No me gustó lo que vi en casa. Varios coches estaban desordenadamente repartidos por todo el derredor. Era una casa muy modesta. La mayoría de los coches eran de amigos o de parientes.
Sampson detuvo el coche detrás del Toyota de la esposa de mi difunto hermano Aaron. Cilla Cross era una buena amiga. Era fuerte y lista. Había terminado por caerme mejor que mi hermano. ¿Qué hacía Cilla allí?
—¿Qué demonios pasa en la casa? —preguntó Sampson de nuevo.
Empecé a preocuparme.
—Invítame a una cerveza fresca —me dijo Sampson al retirar la llave del contacto—. Es lo mínimo que puedes hacer.
Sampson salió del coche con su agilidad acostumbrada. Pese a su corpulencia es rápido como el viento.
—Entremos, Alex.
Yo tenía la ventanilla del coche abierta, pero aún estaba dentro.
—Vivo aquí. Entraré cuando me sienta con ánimo.
Noté un escalofrío a lo largo de la columna vertebral. ¿Psicosis policial? Pudiera ser.
—No te hagas de rogar —me dijo Sampson volviendo la cabeza—. Por una vez en tu vida, no pongas las cosas difíciles.
El escalofrío recorría ya todo mi cuerpo. Respiré hondo. El recuerdo del monstruo humano que contribuí a quitar de la circulación hacía poco aún me producía pesadillas. Sentía pánico al pensar que un día pudiera fugarse. Era un asesino y un secuestrador que ya estuvo una vez en la calle Cinco.

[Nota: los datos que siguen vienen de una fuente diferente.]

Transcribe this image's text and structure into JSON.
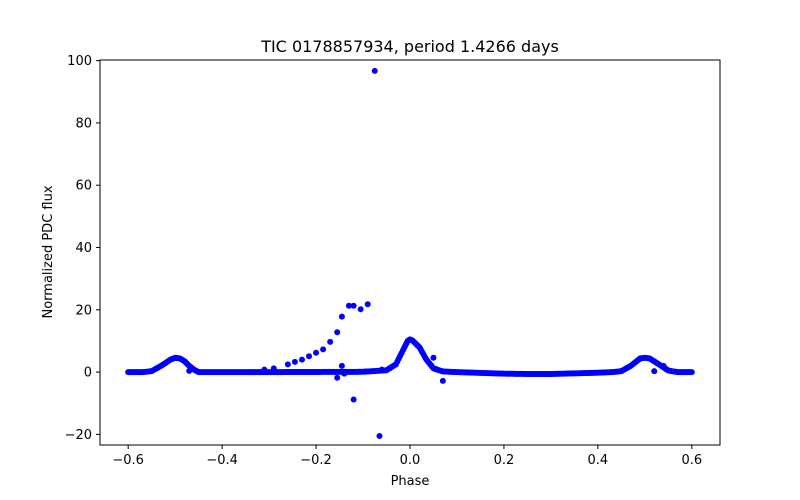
{
  "chart_data": {
    "type": "scatter",
    "title": "TIC 0178857934, period 1.4266 days",
    "xlabel": "Phase",
    "ylabel": "Normalized PDC flux",
    "xlim": [
      -0.66,
      0.66
    ],
    "ylim": [
      -23.4,
      100.2
    ],
    "xticks": [
      -0.6,
      -0.4,
      -0.2,
      0.0,
      0.2,
      0.4,
      0.6
    ],
    "xtick_labels": [
      "−0.6",
      "−0.4",
      "−0.2",
      "0.0",
      "0.2",
      "0.4",
      "0.6"
    ],
    "yticks": [
      -20,
      0,
      20,
      40,
      60,
      80,
      100
    ],
    "ytick_labels": [
      "−20",
      "0",
      "20",
      "40",
      "60",
      "80",
      "100"
    ],
    "grid": false,
    "marker_color": "#0000ff",
    "curve": [
      [
        -0.6,
        0.0
      ],
      [
        -0.57,
        0.0
      ],
      [
        -0.55,
        0.3
      ],
      [
        -0.53,
        2.0
      ],
      [
        -0.51,
        4.0
      ],
      [
        -0.5,
        4.6
      ],
      [
        -0.49,
        4.4
      ],
      [
        -0.48,
        3.5
      ],
      [
        -0.47,
        2.0
      ],
      [
        -0.46,
        0.8
      ],
      [
        -0.45,
        0.0
      ],
      [
        -0.3,
        0.0
      ],
      [
        -0.1,
        0.1
      ],
      [
        -0.05,
        0.6
      ],
      [
        -0.03,
        2.5
      ],
      [
        -0.015,
        7.0
      ],
      [
        -0.005,
        10.0
      ],
      [
        0.0,
        10.5
      ],
      [
        0.005,
        10.2
      ],
      [
        0.02,
        8.0
      ],
      [
        0.035,
        4.0
      ],
      [
        0.05,
        1.2
      ],
      [
        0.07,
        0.2
      ],
      [
        0.1,
        0.0
      ],
      [
        0.2,
        -0.5
      ],
      [
        0.25,
        -0.6
      ],
      [
        0.3,
        -0.6
      ],
      [
        0.35,
        -0.4
      ],
      [
        0.4,
        -0.2
      ],
      [
        0.43,
        0.0
      ],
      [
        0.45,
        0.3
      ],
      [
        0.47,
        2.0
      ],
      [
        0.49,
        4.4
      ],
      [
        0.5,
        4.6
      ],
      [
        0.51,
        4.4
      ],
      [
        0.53,
        2.5
      ],
      [
        0.55,
        0.5
      ],
      [
        0.57,
        0.0
      ],
      [
        0.6,
        0.0
      ]
    ],
    "points": [
      [
        -0.075,
        96.7
      ],
      [
        -0.09,
        21.8
      ],
      [
        -0.105,
        20.2
      ],
      [
        -0.12,
        21.3
      ],
      [
        -0.13,
        21.3
      ],
      [
        -0.145,
        17.8
      ],
      [
        -0.155,
        12.8
      ],
      [
        -0.17,
        9.7
      ],
      [
        -0.185,
        7.3
      ],
      [
        -0.2,
        6.2
      ],
      [
        -0.215,
        5.1
      ],
      [
        -0.23,
        4.0
      ],
      [
        -0.245,
        3.3
      ],
      [
        -0.26,
        2.5
      ],
      [
        -0.29,
        1.2
      ],
      [
        -0.31,
        0.8
      ],
      [
        -0.155,
        -1.8
      ],
      [
        -0.145,
        2.0
      ],
      [
        -0.12,
        -8.8
      ],
      [
        -0.065,
        -20.5
      ],
      [
        -0.47,
        0.4
      ],
      [
        0.05,
        4.6
      ],
      [
        0.045,
        2.2
      ],
      [
        0.055,
        1.0
      ],
      [
        0.07,
        -2.8
      ],
      [
        0.52,
        0.3
      ],
      [
        0.54,
        2.0
      ],
      [
        -0.14,
        -0.5
      ],
      [
        -0.095,
        0.2
      ],
      [
        -0.06,
        0.8
      ]
    ]
  }
}
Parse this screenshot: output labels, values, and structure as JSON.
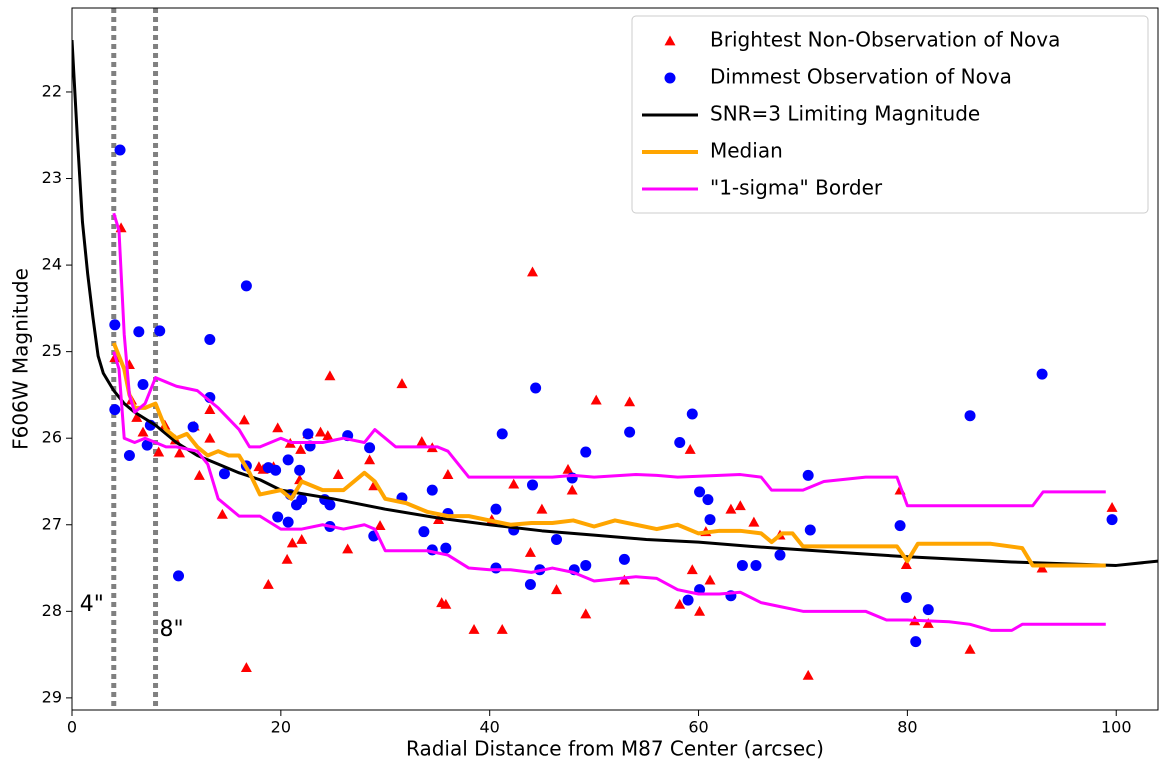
{
  "chart_data": {
    "type": "scatter",
    "xlabel": "Radial Distance from M87 Center (arcsec)",
    "ylabel": "F606W Magnitude",
    "xlim": [
      0,
      104
    ],
    "ylim": [
      21.03,
      29.14
    ],
    "y_inverted": true,
    "xticks": [
      0,
      20,
      40,
      60,
      80,
      100
    ],
    "yticks": [
      22,
      23,
      24,
      25,
      26,
      27,
      28,
      29
    ],
    "legend": "upper right",
    "vlines": [
      {
        "x": 4,
        "label": "4\"",
        "color": "#808080"
      },
      {
        "x": 8,
        "label": "8\"",
        "color": "#808080"
      }
    ],
    "series": [
      {
        "name": "Brightest Non-Observation of Nova",
        "type": "scatter",
        "marker": "triangle",
        "color": "#ff0000",
        "x": [
          4.1,
          4.7,
          5.5,
          5.7,
          6.2,
          6.8,
          8.3,
          8.9,
          9.9,
          10.3,
          11.7,
          12.2,
          13.2,
          13.2,
          14.4,
          16.5,
          16.7,
          17.9,
          18.3,
          18.8,
          19.3,
          19.7,
          20.6,
          20.9,
          21.1,
          21.8,
          21.9,
          22.0,
          22.6,
          23.8,
          24.7,
          24.5,
          25.5,
          26.4,
          28.5,
          28.9,
          29.5,
          31.6,
          33.5,
          34.5,
          35.1,
          35.4,
          35.8,
          36.0,
          38.5,
          40.2,
          41.2,
          42.3,
          44.1,
          43.9,
          45.0,
          46.4,
          47.5,
          47.9,
          49.2,
          50.2,
          52.9,
          53.4,
          58.2,
          59.2,
          59.4,
          60.1,
          60.7,
          61.1,
          63.1,
          64.0,
          65.3,
          67.8,
          70.5,
          79.3,
          79.9,
          80.7,
          82.0,
          86.0,
          92.9,
          99.6
        ],
        "values": [
          25.07,
          23.57,
          25.15,
          25.56,
          25.76,
          25.93,
          26.16,
          25.85,
          26.02,
          26.17,
          25.86,
          26.43,
          25.67,
          26.0,
          26.88,
          25.79,
          28.65,
          26.33,
          26.36,
          27.69,
          26.33,
          25.88,
          27.4,
          26.06,
          27.21,
          26.48,
          26.13,
          27.17,
          25.95,
          25.93,
          25.28,
          25.97,
          26.42,
          27.28,
          26.25,
          26.55,
          27.01,
          25.37,
          26.04,
          26.11,
          26.94,
          27.9,
          27.92,
          26.42,
          28.21,
          26.94,
          28.21,
          26.53,
          24.08,
          27.32,
          26.82,
          27.75,
          26.36,
          26.6,
          28.03,
          25.56,
          27.64,
          25.58,
          27.92,
          26.13,
          27.52,
          28.0,
          27.08,
          27.64,
          26.82,
          26.78,
          26.97,
          27.12,
          28.74,
          26.6,
          27.46,
          28.11,
          28.14,
          28.44,
          27.5,
          26.8
        ]
      },
      {
        "name": "Dimmest Observation of Nova",
        "type": "scatter",
        "marker": "circle",
        "color": "#0000ff",
        "x": [
          4.6,
          4.1,
          4.1,
          5.5,
          6.4,
          6.8,
          7.2,
          8.4,
          7.5,
          10.2,
          11.6,
          13.2,
          13.2,
          14.6,
          16.7,
          16.7,
          18.8,
          19.5,
          19.7,
          20.7,
          20.9,
          20.7,
          21.8,
          22.0,
          21.5,
          22.6,
          22.8,
          24.2,
          24.7,
          24.7,
          26.4,
          28.5,
          28.9,
          31.6,
          33.7,
          34.5,
          34.5,
          35.8,
          36.0,
          40.6,
          40.6,
          41.2,
          42.3,
          44.1,
          44.4,
          43.9,
          44.8,
          46.4,
          48.1,
          49.2,
          47.9,
          49.2,
          52.9,
          53.4,
          58.2,
          59.4,
          59.0,
          60.1,
          60.9,
          61.1,
          60.1,
          63.1,
          64.2,
          65.5,
          67.8,
          70.5,
          70.7,
          79.3,
          79.9,
          80.8,
          82.0,
          86.0,
          92.9,
          99.6
        ],
        "values": [
          22.67,
          24.69,
          25.67,
          26.2,
          24.77,
          25.38,
          26.08,
          24.76,
          25.85,
          27.59,
          25.87,
          25.53,
          24.86,
          26.41,
          24.24,
          26.32,
          26.34,
          26.37,
          26.91,
          26.97,
          26.65,
          26.25,
          26.37,
          26.71,
          26.77,
          25.95,
          26.09,
          26.71,
          26.77,
          27.02,
          25.97,
          26.11,
          27.13,
          26.69,
          27.08,
          26.6,
          27.29,
          27.27,
          26.87,
          26.82,
          27.5,
          25.95,
          27.06,
          26.54,
          25.42,
          27.69,
          27.52,
          27.17,
          27.52,
          27.47,
          26.46,
          26.16,
          27.4,
          25.93,
          26.05,
          25.72,
          27.87,
          26.62,
          26.71,
          26.94,
          27.75,
          27.82,
          27.47,
          27.47,
          27.35,
          26.43,
          27.06,
          27.01,
          27.84,
          28.35,
          27.98,
          25.74,
          25.26,
          26.94
        ]
      },
      {
        "name": "SNR=3 Limiting Magnitude",
        "type": "line",
        "color": "#000000",
        "linewidth": 3,
        "x": [
          0,
          0.5,
          1,
          1.5,
          2,
          2.5,
          3,
          4,
          5,
          6,
          8,
          10,
          12,
          14,
          16,
          18,
          20,
          25,
          30,
          35,
          40,
          45,
          50,
          55,
          60,
          65,
          70,
          75,
          80,
          85,
          90,
          95,
          100,
          104
        ],
        "values": [
          21.4,
          22.5,
          23.5,
          24.1,
          24.6,
          25.05,
          25.25,
          25.45,
          25.6,
          25.7,
          25.85,
          26.05,
          26.2,
          26.3,
          26.4,
          26.48,
          26.6,
          26.7,
          26.82,
          26.92,
          27.0,
          27.07,
          27.12,
          27.17,
          27.2,
          27.25,
          27.29,
          27.33,
          27.37,
          27.4,
          27.43,
          27.45,
          27.47,
          27.42
        ]
      },
      {
        "name": "Median",
        "type": "line",
        "color": "#ffa500",
        "linewidth": 4,
        "x": [
          4,
          5,
          5.5,
          6,
          7,
          8,
          8.5,
          9,
          10,
          11,
          12,
          13,
          14,
          15,
          16,
          17,
          18,
          20,
          21,
          22,
          24,
          26,
          27,
          28,
          29,
          30,
          32,
          34,
          36,
          38,
          40,
          42,
          44,
          46,
          48,
          50,
          52,
          54,
          56,
          58,
          60,
          62,
          64,
          66,
          67,
          68,
          69,
          70,
          72,
          74,
          78,
          79,
          80,
          81,
          88,
          91,
          92,
          99
        ],
        "values": [
          24.9,
          25.2,
          25.5,
          25.65,
          25.65,
          25.6,
          25.75,
          25.9,
          26.0,
          25.95,
          26.1,
          26.2,
          26.15,
          26.2,
          26.2,
          26.4,
          26.65,
          26.6,
          26.7,
          26.5,
          26.6,
          26.6,
          26.5,
          26.4,
          26.5,
          26.7,
          26.75,
          26.85,
          26.9,
          26.9,
          26.95,
          27.0,
          26.98,
          26.98,
          26.95,
          27.02,
          26.95,
          27.0,
          27.05,
          27.0,
          27.1,
          27.07,
          27.07,
          27.1,
          27.2,
          27.1,
          27.1,
          27.25,
          27.25,
          27.25,
          27.25,
          27.25,
          27.42,
          27.22,
          27.22,
          27.27,
          27.47,
          27.47
        ]
      },
      {
        "name": "\"1-sigma\" Border",
        "type": "line",
        "color": "#ff00ff",
        "linewidth": 3,
        "x": [
          4,
          4.5,
          5,
          5.5,
          6,
          7,
          8,
          9,
          10,
          12,
          14,
          16,
          17,
          18,
          20,
          21,
          22,
          24,
          26,
          28,
          29,
          30,
          31,
          33,
          35,
          36,
          37,
          38,
          42,
          44,
          46,
          48,
          50,
          54,
          56,
          58,
          62,
          64,
          66,
          67,
          70,
          72,
          76,
          79,
          80,
          88,
          92,
          93,
          99
        ],
        "values": [
          23.4,
          23.6,
          24.8,
          25.5,
          25.7,
          25.6,
          25.3,
          25.35,
          25.4,
          25.45,
          25.65,
          25.9,
          26.1,
          26.1,
          26.0,
          26.05,
          26.05,
          26.05,
          26.0,
          26.05,
          25.9,
          26.0,
          26.1,
          26.1,
          26.1,
          26.15,
          26.3,
          26.45,
          26.45,
          26.45,
          26.45,
          26.43,
          26.45,
          26.42,
          26.43,
          26.45,
          26.43,
          26.42,
          26.45,
          26.6,
          26.6,
          26.5,
          26.45,
          26.45,
          26.78,
          26.78,
          26.78,
          26.62,
          26.62
        ]
      },
      {
        "type": "line",
        "color": "#ff00ff",
        "linewidth": 3,
        "x": [
          4,
          4.5,
          5,
          6,
          7,
          8,
          9,
          10,
          12,
          13,
          14,
          16,
          18,
          20,
          22,
          24,
          26,
          28,
          29,
          30,
          32,
          34,
          36,
          38,
          40,
          42,
          44,
          46,
          48,
          50,
          54,
          56,
          58,
          60,
          62,
          64,
          66,
          68,
          70,
          72,
          76,
          78,
          80,
          84,
          86,
          88,
          90,
          91,
          93,
          99
        ],
        "values": [
          25.0,
          25.2,
          26.0,
          26.05,
          26.0,
          26.05,
          26.1,
          26.1,
          26.15,
          26.3,
          26.7,
          26.9,
          26.9,
          27.05,
          27.05,
          27.0,
          27.05,
          27.0,
          27.05,
          27.3,
          27.3,
          27.3,
          27.35,
          27.5,
          27.52,
          27.52,
          27.55,
          27.5,
          27.55,
          27.65,
          27.6,
          27.62,
          27.75,
          27.8,
          27.8,
          27.78,
          27.9,
          27.95,
          28.0,
          28.0,
          28.0,
          28.1,
          28.1,
          28.12,
          28.15,
          28.22,
          28.22,
          28.15,
          28.15,
          28.15
        ]
      }
    ]
  }
}
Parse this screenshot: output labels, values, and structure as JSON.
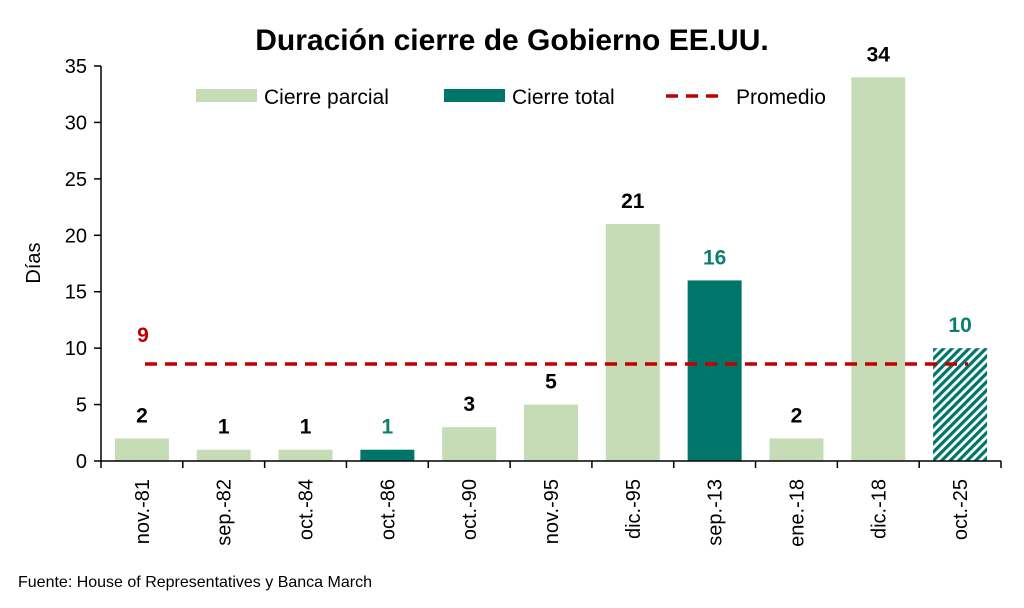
{
  "chart_data": {
    "type": "bar",
    "title": "Duración cierre de Gobierno EE.UU.",
    "xlabel": "",
    "ylabel": "Días",
    "ylim": [
      0,
      35
    ],
    "yticks": [
      0,
      5,
      10,
      15,
      20,
      25,
      30,
      35
    ],
    "grid": false,
    "legend_position": "top",
    "categories": [
      "nov.-81",
      "sep.-82",
      "oct.-84",
      "oct.-86",
      "oct.-90",
      "nov.-95",
      "dic.-95",
      "sep.-13",
      "ene.-18",
      "dic.-18",
      "oct.-25"
    ],
    "values": [
      2,
      1,
      1,
      1,
      3,
      5,
      21,
      16,
      2,
      34,
      10
    ],
    "types": [
      "parcial",
      "parcial",
      "parcial",
      "total",
      "parcial",
      "parcial",
      "parcial",
      "total",
      "parcial",
      "parcial",
      "total-ongoing"
    ],
    "data_labels": [
      "2",
      "1",
      "1",
      "1",
      "3",
      "5",
      "21",
      "16",
      "2",
      "34",
      "10"
    ],
    "average": {
      "value": 8.6,
      "label": "9"
    },
    "legend": [
      {
        "name": "Cierre parcial",
        "kind": "bar",
        "color": "#c5dcb6"
      },
      {
        "name": "Cierre total",
        "kind": "bar",
        "color": "#00766a"
      },
      {
        "name": "Promedio",
        "kind": "dashed-line",
        "color": "#c00000"
      }
    ],
    "colors": {
      "parcial": "#c5dcb6",
      "total": "#00766a",
      "average": "#c00000",
      "label_default": "#000000",
      "label_total": "#0d7f72"
    }
  },
  "source": "Fuente: House of Representatives  y Banca March"
}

¿Qué diantre pasaba en mi casa?
La puerta estaba entreabierta y Sampson entró sin llamar. «Mi casa es su casa». Siempre había sido así. Lo seguí al interior.
Mi hijo Damon se echó en los brazos de Sampson, y John lo levantó por los aires como si fuese una pluma. Jannie vino hacia mí patinando, llamándome «papi». Ya llevaba puesto el pijama y olía al talco que le ponían después del baño. Era mi damita. La mirada de sus grandes ojos marrones me dejó helado. Algo malo ocurría.
—¿Qué pasa, cariño mío? —le pregunté, con su suave mejilla junto a la mía—. Dime qué ha pasado. Cuéntaselo todo a papá.
En el salón vi a tres de mis tías, a mis dos cuñadas y a Charles, el único hermano que me quedaba. Mis tías tenían el rostro congestionado, sin duda, de haber llorado; igual que mi cuñada, Cilla, que no tiene el llanto fácil.
«Ha debido de morir alguien —pensé, porque aquello parecía un velatorio—. Algún ser querido». Pero allí parecían estar los más allegados.
Mamá Nana, mi abuela, estaba sirviendo café, té helado y trozos de pollo frío, que nadie parecía comer.
Nana vive conmigo y mis hijos. En su fuero interno, cree estar criándonos a los tres. A sus 80 años, está muy encogida, y apenas rebasa ya el 1,50 m. Pero sigue siendo la persona más impresionante que conozco en la capital de nuestra nación, y conozco a la mayoría, a los Reagan, a los Bush y ahora a los Clinton.
A juzgar por sus ojos, mi abuela no había vertido una lágrima. Rara vez la he visto llorar, pese a que es una persona tremendamente cariñosa y cordial. Sólo que ya no llora. Dice que como no le queda mucha vida por delante, no quiere malgastarla en llanto.
Finalmente, pasé al salón e hice la pregunta que martilleaba en mi cerebro.
—Me alegra veros a todos… Charles, Cilla, tía, pero… ¿quiere alguno de vosotros hacer el puñetero favor de decirme qué pasa aquí?
Todos clavaron la mirada en mí.
Yo seguía con Jannie en brazos. Sampson tenía cogido a Damon bajo su enorme brazo derecho, como si de una peluda pelota de rugby se tratase.
Nana se decidió a hablar en nombre de los reunidos. Sus casi inaudibles palabras me produjeron un lacerante dolor.
—Se trata de Naomi —dijo con aplomo—. Chispa ha desaparecido, Alex.
Y por primera vez en muchos años, Nana rompió a llorar.